Otra magnífica cena les aguarda a su regreso a los salones Veneering, y Lady Tippins les aguarda, y Boots y Brewer les aguardan.

Hay una modesta afirmación por parte de todos de que cada uno en solitario «lo sacó adelante»; pero en lo fundamental todos admiten que aquel golpe maestro por parte de Brewer, al bajar a la Cámara aquella noche para ver cómo pintaban las cosas, fue el golpe definitivo.

La señora Veneering relata un pequeño episodio entrañable en el transcurso de la noche. La señora Veneering suele ser propenso a las lágrimas, y tiene una inclinación aún mayor hacia ellas tras su reciente emoción. Antes de retirarse de la mesa junto a Lady Tippins, dice, de manera patética y físicamente debilitada:

“Todos les parecerá una necedad de mi parte, lo sé, pero debo mencionarlo. Mientras estaba sentado junto a la cuna del bebé, la noche antes de las elecciones, el bebé estuvo muy inquieto durante el sueño”.

El químico analítico, que observa la escena con sombría desolación, experimenta impulsos diabólicos de sugerir «Viento» y renunciar a su puesto; pero los reprime.

“Después de un intervalo casi convulsivo, Baby entrelazó sus manitas y sonrió.”

Deteniéndose la señora Veneering aquí, el señor Podsnap considera de su deber decir:

«¡Me pregunto por qué!»

“¿Podría ser, me pregunté —dice la señora Veneering, buscando a su alrededor el pañuelo—, que las hadas le estuvieran diciendo al Bebé que su papá iba a ser diputado muy pronto?”
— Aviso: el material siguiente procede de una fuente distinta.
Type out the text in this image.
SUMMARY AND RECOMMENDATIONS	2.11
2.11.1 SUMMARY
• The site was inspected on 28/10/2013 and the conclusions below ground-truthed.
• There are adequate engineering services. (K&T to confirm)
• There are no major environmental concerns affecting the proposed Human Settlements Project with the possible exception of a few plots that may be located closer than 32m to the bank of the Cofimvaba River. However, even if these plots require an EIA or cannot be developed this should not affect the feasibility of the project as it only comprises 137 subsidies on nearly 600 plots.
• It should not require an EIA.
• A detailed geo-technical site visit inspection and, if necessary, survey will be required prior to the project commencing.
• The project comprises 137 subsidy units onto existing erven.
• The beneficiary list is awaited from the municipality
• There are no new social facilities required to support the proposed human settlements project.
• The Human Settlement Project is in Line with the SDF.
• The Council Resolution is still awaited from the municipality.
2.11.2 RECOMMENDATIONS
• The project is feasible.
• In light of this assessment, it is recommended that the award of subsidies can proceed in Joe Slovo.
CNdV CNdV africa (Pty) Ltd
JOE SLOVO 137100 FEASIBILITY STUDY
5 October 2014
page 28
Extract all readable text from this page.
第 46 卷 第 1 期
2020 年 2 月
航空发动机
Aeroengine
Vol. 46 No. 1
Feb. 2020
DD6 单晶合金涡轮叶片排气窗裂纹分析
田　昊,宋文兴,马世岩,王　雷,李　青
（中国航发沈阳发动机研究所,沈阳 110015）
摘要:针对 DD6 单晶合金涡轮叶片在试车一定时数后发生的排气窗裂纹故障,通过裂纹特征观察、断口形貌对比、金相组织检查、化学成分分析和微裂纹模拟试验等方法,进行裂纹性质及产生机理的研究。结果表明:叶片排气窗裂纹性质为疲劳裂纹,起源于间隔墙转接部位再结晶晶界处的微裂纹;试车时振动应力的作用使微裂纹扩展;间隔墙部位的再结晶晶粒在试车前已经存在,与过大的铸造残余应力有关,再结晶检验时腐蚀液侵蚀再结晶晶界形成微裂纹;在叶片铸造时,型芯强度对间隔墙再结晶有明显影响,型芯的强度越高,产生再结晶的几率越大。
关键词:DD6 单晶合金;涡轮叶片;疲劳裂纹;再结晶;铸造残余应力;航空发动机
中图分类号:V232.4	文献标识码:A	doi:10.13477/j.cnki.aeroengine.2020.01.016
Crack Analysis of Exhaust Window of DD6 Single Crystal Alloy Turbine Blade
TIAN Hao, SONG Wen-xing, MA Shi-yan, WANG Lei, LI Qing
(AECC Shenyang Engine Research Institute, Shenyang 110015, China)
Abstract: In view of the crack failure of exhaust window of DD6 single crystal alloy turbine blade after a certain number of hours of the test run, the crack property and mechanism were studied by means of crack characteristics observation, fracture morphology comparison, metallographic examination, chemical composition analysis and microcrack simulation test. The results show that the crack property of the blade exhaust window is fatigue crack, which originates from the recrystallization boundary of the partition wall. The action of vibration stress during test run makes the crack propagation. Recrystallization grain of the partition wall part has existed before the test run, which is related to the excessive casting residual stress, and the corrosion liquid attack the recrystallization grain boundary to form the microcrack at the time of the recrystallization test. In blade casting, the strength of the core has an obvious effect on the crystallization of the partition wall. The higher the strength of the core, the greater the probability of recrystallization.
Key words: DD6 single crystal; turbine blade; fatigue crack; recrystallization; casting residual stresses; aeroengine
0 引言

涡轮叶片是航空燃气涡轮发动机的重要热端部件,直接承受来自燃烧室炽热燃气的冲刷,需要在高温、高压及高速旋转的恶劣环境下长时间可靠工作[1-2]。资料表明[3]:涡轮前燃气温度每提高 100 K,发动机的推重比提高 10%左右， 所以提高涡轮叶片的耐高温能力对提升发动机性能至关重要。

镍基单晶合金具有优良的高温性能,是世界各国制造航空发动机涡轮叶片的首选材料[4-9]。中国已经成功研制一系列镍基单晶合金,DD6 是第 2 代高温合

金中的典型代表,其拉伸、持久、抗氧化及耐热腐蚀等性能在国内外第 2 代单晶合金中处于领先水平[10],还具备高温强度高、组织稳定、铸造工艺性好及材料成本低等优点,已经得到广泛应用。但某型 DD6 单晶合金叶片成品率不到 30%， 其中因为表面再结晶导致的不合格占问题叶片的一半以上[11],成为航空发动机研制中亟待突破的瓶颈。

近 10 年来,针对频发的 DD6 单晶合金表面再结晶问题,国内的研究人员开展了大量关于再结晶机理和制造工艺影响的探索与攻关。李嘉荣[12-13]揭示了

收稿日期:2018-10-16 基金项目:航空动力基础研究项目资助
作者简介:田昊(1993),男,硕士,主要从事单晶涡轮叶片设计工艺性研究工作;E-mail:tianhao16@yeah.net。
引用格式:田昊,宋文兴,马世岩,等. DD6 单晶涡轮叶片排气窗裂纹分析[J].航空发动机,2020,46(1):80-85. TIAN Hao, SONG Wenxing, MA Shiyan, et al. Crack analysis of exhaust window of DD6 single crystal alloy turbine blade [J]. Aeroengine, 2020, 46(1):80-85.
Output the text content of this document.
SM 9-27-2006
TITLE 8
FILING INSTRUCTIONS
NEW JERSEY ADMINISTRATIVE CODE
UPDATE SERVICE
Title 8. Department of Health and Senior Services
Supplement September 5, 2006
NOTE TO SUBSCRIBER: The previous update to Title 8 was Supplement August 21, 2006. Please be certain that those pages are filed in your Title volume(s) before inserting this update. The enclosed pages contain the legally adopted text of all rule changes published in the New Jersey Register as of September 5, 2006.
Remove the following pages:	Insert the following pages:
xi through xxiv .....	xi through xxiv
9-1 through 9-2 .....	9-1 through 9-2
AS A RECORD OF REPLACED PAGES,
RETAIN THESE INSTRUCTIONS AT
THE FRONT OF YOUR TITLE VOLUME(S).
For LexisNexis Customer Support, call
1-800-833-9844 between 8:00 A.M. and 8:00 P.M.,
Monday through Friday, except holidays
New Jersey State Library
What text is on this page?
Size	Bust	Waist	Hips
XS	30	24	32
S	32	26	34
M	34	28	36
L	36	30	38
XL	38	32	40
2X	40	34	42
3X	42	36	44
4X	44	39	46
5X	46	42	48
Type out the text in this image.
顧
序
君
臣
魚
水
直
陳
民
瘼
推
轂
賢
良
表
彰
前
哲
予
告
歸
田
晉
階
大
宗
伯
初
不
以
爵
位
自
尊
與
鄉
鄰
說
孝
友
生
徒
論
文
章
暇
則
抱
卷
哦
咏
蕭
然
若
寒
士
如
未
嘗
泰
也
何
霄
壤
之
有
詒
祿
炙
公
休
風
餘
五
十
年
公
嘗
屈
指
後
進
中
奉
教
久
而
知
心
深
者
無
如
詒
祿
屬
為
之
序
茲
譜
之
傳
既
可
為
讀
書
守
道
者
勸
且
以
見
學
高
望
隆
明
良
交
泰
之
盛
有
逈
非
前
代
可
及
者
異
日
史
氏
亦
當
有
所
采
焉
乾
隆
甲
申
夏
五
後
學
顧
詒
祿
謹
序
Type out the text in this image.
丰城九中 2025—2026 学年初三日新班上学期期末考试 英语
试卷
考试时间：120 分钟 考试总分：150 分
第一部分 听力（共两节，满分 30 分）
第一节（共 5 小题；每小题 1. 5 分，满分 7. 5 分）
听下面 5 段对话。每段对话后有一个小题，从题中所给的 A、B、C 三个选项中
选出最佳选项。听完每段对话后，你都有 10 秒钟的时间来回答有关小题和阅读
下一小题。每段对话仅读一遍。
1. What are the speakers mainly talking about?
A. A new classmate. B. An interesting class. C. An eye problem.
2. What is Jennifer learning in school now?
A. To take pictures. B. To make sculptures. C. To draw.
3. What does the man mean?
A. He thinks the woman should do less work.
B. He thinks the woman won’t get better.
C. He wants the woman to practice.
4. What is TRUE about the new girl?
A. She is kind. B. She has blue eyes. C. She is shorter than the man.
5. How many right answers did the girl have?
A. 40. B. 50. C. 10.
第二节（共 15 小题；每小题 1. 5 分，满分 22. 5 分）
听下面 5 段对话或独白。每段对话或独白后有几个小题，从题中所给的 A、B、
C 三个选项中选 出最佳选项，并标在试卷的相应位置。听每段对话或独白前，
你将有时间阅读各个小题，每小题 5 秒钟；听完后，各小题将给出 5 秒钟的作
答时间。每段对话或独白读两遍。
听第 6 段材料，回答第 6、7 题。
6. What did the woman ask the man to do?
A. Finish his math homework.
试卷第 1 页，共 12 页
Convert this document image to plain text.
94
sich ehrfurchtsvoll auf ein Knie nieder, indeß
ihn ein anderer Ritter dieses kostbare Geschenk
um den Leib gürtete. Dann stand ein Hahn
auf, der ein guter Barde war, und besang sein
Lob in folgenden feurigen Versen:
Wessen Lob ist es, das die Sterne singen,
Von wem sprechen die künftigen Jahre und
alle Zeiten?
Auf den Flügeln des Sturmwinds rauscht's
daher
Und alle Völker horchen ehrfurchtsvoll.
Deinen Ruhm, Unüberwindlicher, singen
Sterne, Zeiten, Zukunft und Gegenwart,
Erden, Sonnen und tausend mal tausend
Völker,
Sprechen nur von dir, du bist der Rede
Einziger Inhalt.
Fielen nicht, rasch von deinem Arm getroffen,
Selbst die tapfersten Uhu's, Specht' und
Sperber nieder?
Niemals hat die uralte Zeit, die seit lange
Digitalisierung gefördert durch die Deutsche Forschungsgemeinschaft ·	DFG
Tan abrumada por el sentimiento está la señora Veneering, que todos se levantan para despejar el terreno a Veneering, quien va alrededor de la mesa al rescate, y se la lleva hacia atrás, con los pies raspando de manera impresionante la alfombra: tras comentar que su labor ha podido demasiado con sus fuerzas.

Si las hadas hicieron alguna mención de las cinco mil libras, y eso le sentó mal al Nene, no es objeto de especulación.

Pobre y pequeño Twemlow, bastante rendido, se siente conmovido, y sigue conmovido después de estar a buen recaudo sobre el patio del picadero en Duke Street, Saint James's.

Pero allí, sobre su sofá, una tremenda reflexión invade al apacible caballero, poniendo en fuga todas las consideraciones más tiernas.

—¡Santos cielos! Ahora que caigo en la cuenta, ¡él jamás vio a uno solo de sus electores en toda su vida, hasta que los vimos juntos!

Después de haber recorrido la habitación con angustia mental, con la mano en la frente, el inocente Twemlow regresa a su sofá y gime:

“Me volveré loca, o moriré, a causa de este hombre. Llega a mi vida demasiado tarde. ¡No soy lo bastante fuerte para soportarlo!”